Much of the compromised data has been stored on OPM systems housed by the Department of the Interior in a Denver-area data center, sources said. And one of the "segments" compromised held forms filled out by federal employees seeking security clearances.

The 127-page forms -- known as SF-86's and used for background investigations -- require applicants to provide personal information not only about themselves but also relatives, friends and “associates” spanning several years. The forms also ask applicants if they have "illegally used a drug or controlled substance," and they require information on financial history and personal relationships.

That type of information, sources said, could be exploited to conduct "social-engineering" operations, potentially using the data to pressure or trick employees into further compromising their agencies.

Also of concern are U.S. employees stationed overseas, including in countries such as China, whose government would covet personal information on relatives and contacts of American officials living in the communist country, according to officials.

"If the SF-86's associated with this hack were, in their entirety, part of the stolen information, then that would mean the potential release of a staggering amount of information, affecting an exponential amount of people," one U.S. official told ABC News on Sunday.

Acting as the government's human resources division, OPM conducts about 90 percent of background investigations for the federal government. Information from SF-86 forms dating back three decades could have been exposed in the cyber-attack, sources said.

It's still unclear exactly what was compromised by the OPM hack, particularly because OPM officials and other authorities still don't have a good handle on how much information was actually stored by OPM in the first place, one U.S. official said.

Nearly 50 government agencies send data to OPM for storage in some form, according to the official.

The intrusion was only noticed after OPM began to upgrade its equipment and systems. As soon as anomalies within the systems were noticed, the Department of Homeland Security and FBI were notified.

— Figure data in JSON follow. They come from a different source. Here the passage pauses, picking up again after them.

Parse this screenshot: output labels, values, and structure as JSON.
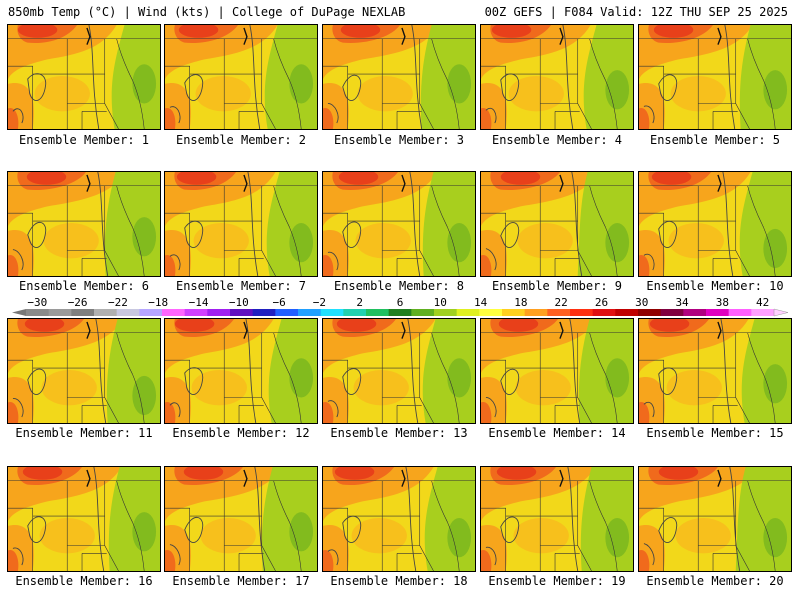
{
  "header": {
    "left": "850mb Temp (°C) | Wind (kts) | College of DuPage NEXLAB",
    "right": "00Z GEFS | F084 Valid: 12Z THU SEP 25 2025"
  },
  "members": [
    {
      "label": "Ensemble Member: 1"
    },
    {
      "label": "Ensemble Member: 2"
    },
    {
      "label": "Ensemble Member: 3"
    },
    {
      "label": "Ensemble Member: 4"
    },
    {
      "label": "Ensemble Member: 5"
    },
    {
      "label": "Ensemble Member: 6"
    },
    {
      "label": "Ensemble Member: 7"
    },
    {
      "label": "Ensemble Member: 8"
    },
    {
      "label": "Ensemble Member: 9"
    },
    {
      "label": "Ensemble Member: 10"
    },
    {
      "label": "Ensemble Member: 11"
    },
    {
      "label": "Ensemble Member: 12"
    },
    {
      "label": "Ensemble Member: 13"
    },
    {
      "label": "Ensemble Member: 14"
    },
    {
      "label": "Ensemble Member: 15"
    },
    {
      "label": "Ensemble Member: 16"
    },
    {
      "label": "Ensemble Member: 17"
    },
    {
      "label": "Ensemble Member: 18"
    },
    {
      "label": "Ensemble Member: 19"
    },
    {
      "label": "Ensemble Member: 20"
    }
  ],
  "colorbar": {
    "tick_labels": [
      "−30",
      "−26",
      "−22",
      "−18",
      "−14",
      "−10",
      "−6",
      "−2",
      "2",
      "6",
      "10",
      "14",
      "18",
      "22",
      "26",
      "30",
      "34",
      "38",
      "42"
    ],
    "colors": [
      "#8a8a8a",
      "#9a9a9a",
      "#7f7f7f",
      "#b0b0b0",
      "#c8c8e0",
      "#b6a6ff",
      "#ff66ff",
      "#d040ff",
      "#a020f0",
      "#6010c0",
      "#2020c0",
      "#2060ff",
      "#20a0ff",
      "#20e0ff",
      "#20d0b0",
      "#20c060",
      "#208020",
      "#60b020",
      "#a0d020",
      "#e0f020",
      "#ffff40",
      "#ffd020",
      "#ffa020",
      "#ff6020",
      "#ff3010",
      "#e01010",
      "#c00000",
      "#900000",
      "#800040",
      "#b00080",
      "#e000c0",
      "#ff60ff",
      "#ffa0ff"
    ]
  }
}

Over two weeks, OPM will be sending notifications to the estimated 4 million current and former government employees whose "Personally Identifiable Information" may have been compromised by the hack.

And "since the investigation is ongoing, additional PII exposures may come to light," an OPM official acknowledged Sunday. "In that case, OPM will conduct additional notifications as necessary."

In a statement last week, an FBI spokesman said, "We take all potential threats to public and private sector systems seriously, and will continue to investigate and hold accountable those who pose a threat in cyberspace."

Efforts to reach an OPM spokesman today were unsuccessful.